Em agosto de 1963, o Algarve foi palco de um episódio tão insólito quanto revelador do espírito da época. Uma aclamada atriz sueca de Hollywood, foi multada na praia de Monte Gordo por usar um biquíni. Esta história, que hoje parece quase anedótica, reflete as rígidas normas morais de um Portugal ainda fortemente conservador.
O biquíni, embora visto hoje como uma peça de vestuário comum nas praias, tinha então uma história recente e carregada de controvérsia. Criado em 1946 pelo engenheiro francês Louis Réard, o biquíni surgiu numa Europa ainda marcada pela escassez pós-guerra.

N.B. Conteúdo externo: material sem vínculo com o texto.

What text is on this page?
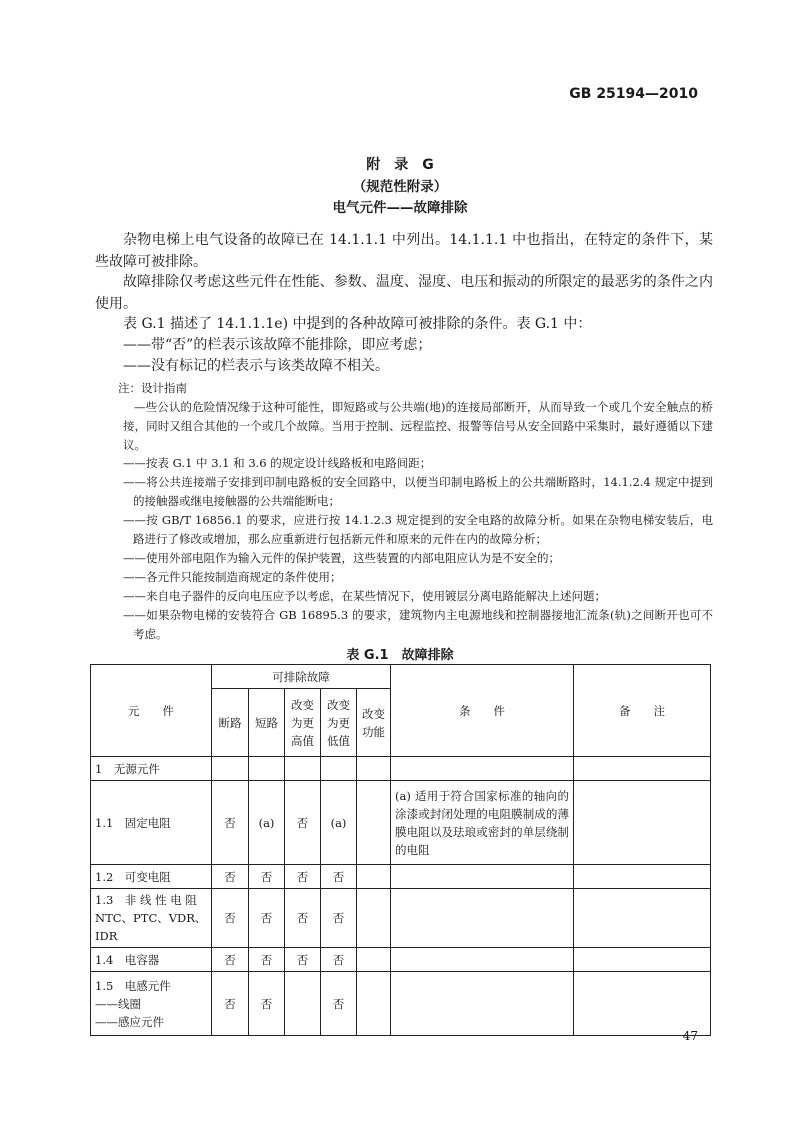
GB 25194—2010
附　录　G
（规范性附录）
电气元件——故障排除
杂物电梯上电气设备的故障已在 14.1.1.1 中列出。14.1.1.1 中也指出，在特定的条件下，某些故障可被排除。
故障排除仅考虑这些元件在性能、参数、温度、湿度、电压和振动的所限定的最恶劣的条件之内使用。
表 G.1 描述了 14.1.1.1e) 中提到的各种故障可被排除的条件。表 G.1 中：
——带“否”的栏表示该故障不能排除，即应考虑；
——没有标记的栏表示与该类故障不相关。
注：设计指南
—些公认的危险情况缘于这种可能性，即短路或与公共端(地)的连接局部断开，从而导致一个或几个安全触点的桥接，同时又组合其他的一个或几个故障。当用于控制、远程监控、报警等信号从安全回路中采集时，最好遵循以下建议。
——按表 G.1 中 3.1 和 3.6 的规定设计线路板和电路间距；
——将公共连接端子安排到印制电路板的安全回路中，以便当印制电路板上的公共端断路时，14.1.2.4 规定中提到的接触器或继电接触器的公共端能断电；
——按 GB/T 16856.1 的要求，应进行按 14.1.2.3 规定提到的安全电路的故障分析。如果在杂物电梯安装后，电路进行了修改或增加，那么应重新进行包括新元件和原来的元件在内的故障分析；
——使用外部电阻作为输入元件的保护装置，这些装置的内部电阻应认为是不安全的；
——各元件只能按制造商规定的条件使用；
——来自电子器件的反向电压应予以考虑，在某些情况下，使用镀层分离电路能解决上述问题；
——如果杂物电梯的安装符合 GB 16895.3 的要求，建筑物内主电源地线和控制器接地汇流条(轨)之间断开也可不考虑。
表 G.1　故障排除
元　　件	可排除故障					条　　件	备　　注
	断路	短路	改变为更高值	改变为更低值	改变功能		
1　无源元件							
1.1　固定电阻	否	(a)	否	(a)		(a) 适用于符合国家标准的轴向的涂漆或封闭处理的电阻膜制成的薄膜电阻以及珐琅或密封的单层绕制的电阻	
1.2　可变电阻	否	否	否	否			
1.3　非 线 性 电 阻 NTC、PTC、VDR、IDR	否	否	否	否			
1.4　电容器	否	否	否	否			
1.5　电感元件
——线圈
——感应元件	否	否		否			
47
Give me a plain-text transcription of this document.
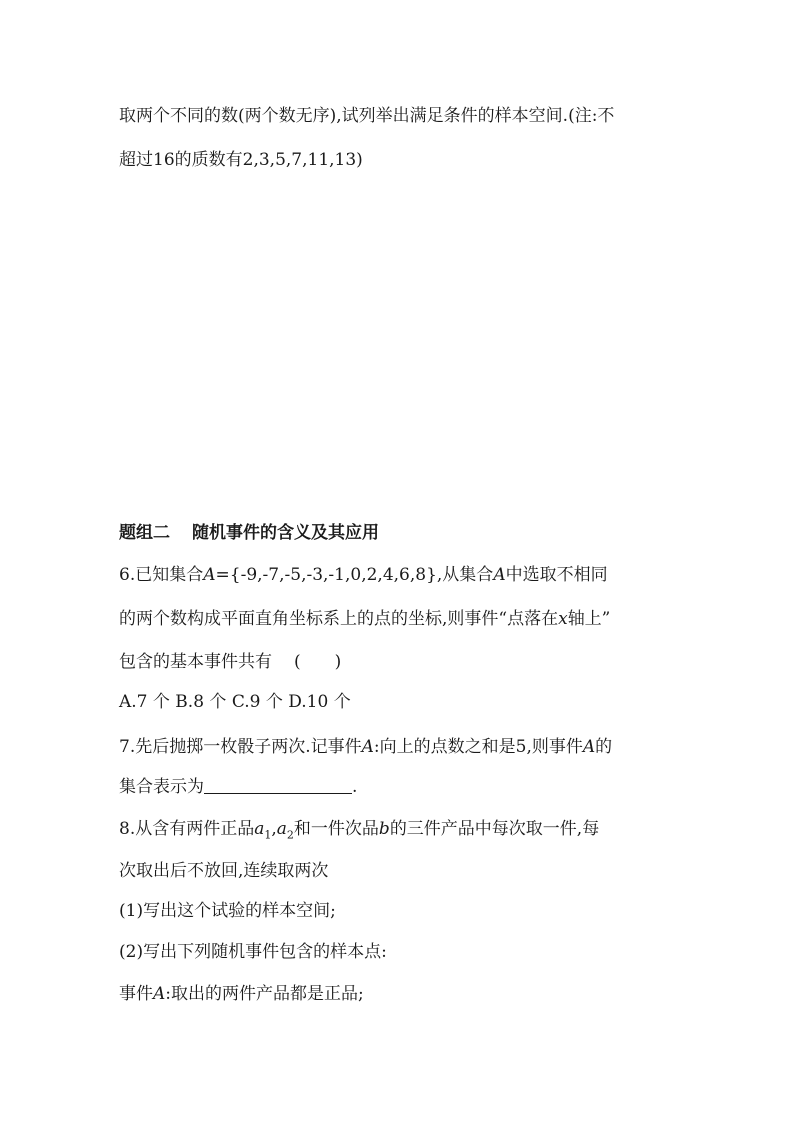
取两个不同的数(两个数无序),试列举出满足条件的样本空间.(注:不
超过16的质数有2,3,5,7,11,13)
题组二 随机事件的含义及其应用
6.已知集合A={-9,-7,-5,-3,-1,0,2,4,6,8},从集合A中选取不相同
的两个数构成平面直角坐标系上的点的坐标,则事件“点落在x轴上”
包含的基本事件共有 (　　)
A.7 个 B.8 个 C.9 个 D.10 个
7.先后抛掷一枚骰子两次.记事件A:向上的点数之和是5,则事件A的
集合表示为	.
8.从含有两件正品$a_1,a_2$和一件次品b的三件产品中每次取一件,每
次取出后不放回,连续取两次
(1)写出这个试验的样本空间;
(2)写出下列随机事件包含的样本点:
事件A:取出的两件产品都是正品;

Com um design que reduzia o maillot de praia ao mínimo, o biquíni tornou-se rapidamente num símbolo de ousadia e libertação feminina.
Apesar da crescente popularidade do biquíni, especialmente em Hollywood, Portugal mantinha-se à margem desta revolução social e cultural. No início da década de 1960, as praias algarvias ainda eram redutos de um conservadorismo que olhava com desconfiança para as mudanças que ocorriam além-fronteiras.
A visita de Ingrid Bergman ao Algarve
Quando Ingrid Bergman decidiu explorar o Algarve em 1963, provavelmente não antecipou as repercussões que o seu biquíni provocaria. A atriz, que se hospedou no Hotel Vasco da Gama, como nos conta o NCultura, desceu à praia de Monte Gordo, onde o seu biquíni causou sensação.
Aos 48 anos, Bergman continuava a ser uma figura deslumbrante, atraindo olhares e admiração. No entanto, o seu biquíni foi considerado indecente pelas autoridades locais. O cabo do mar, munido do seu bloco de multas, abordou a atriz e sancionou-a por “indecência”. A multa foi simbólica, apenas 2,5 escudos, mas o episódio marcou profundamente a estrela, que sentiu o peso do atraso de mentalidades e da repressão social ainda vigente no país.
O Algarve e a influência de Hollywood
Na década de 1960, o Algarve começava a emergir como um destino de eleição para turistas e celebridades. O lançamento do género “beach movie” em Hollywood, com filmes como Beach Party (1963), catapultou o biquíni para o centro das atenções como um símbolo da cultura jovem e da emancipação feminina. Este movimento, contudo, contrastava com a realidade portuguesa, onde o biquíni ainda era visto com reservas.
Ingrid Bergman, já premiada com dois Óscares e reconhecida pelo seu talento em filmes como Casablanca, não era apenas uma atriz; era um ícone cultural. A sua presença em Monte Gordo, ainda que breve e marcada por um incidente infeliz, trouxe um vislumbre da modernidade a um país que se encontrava à margem das grandes transformações sociais que varriam o Ocidente.
O episódio da multa, por mais irrisório que possa parecer, foi uma manifestação clara das tensões entre uma sociedade em transformação e as normas conservadoras que ainda a regiam. Para Bergman, o valor da multa era insignificante – menos do que um bilhete de cinema. No entanto, o impacto psicológico foi significativo. “Era o constrangimento de ser multada”, algo que a atriz não estava habituada a enfrentar, especialmente por uma questão de vestuário.
O episódio de Monte Gordo é um lembrete da rigidez social que caracterizava Portugal antes da Revolução dos Cravos. Ingrid Bergman, ao ser multada por usar biquíni, tornou-se involuntariamente num símbolo da luta contra o conservadorismo que ainda permeava a sociedade portuguesa. O Algarve, que anos mais tarde se tornaria um dos destinos mais liberais e procurados da Europa, já começava a sentir os primeiros ventos de mudança, trazidos por figuras como Bergman, que, mesmo sem o saber, ajudaram a desenhar o futuro da região.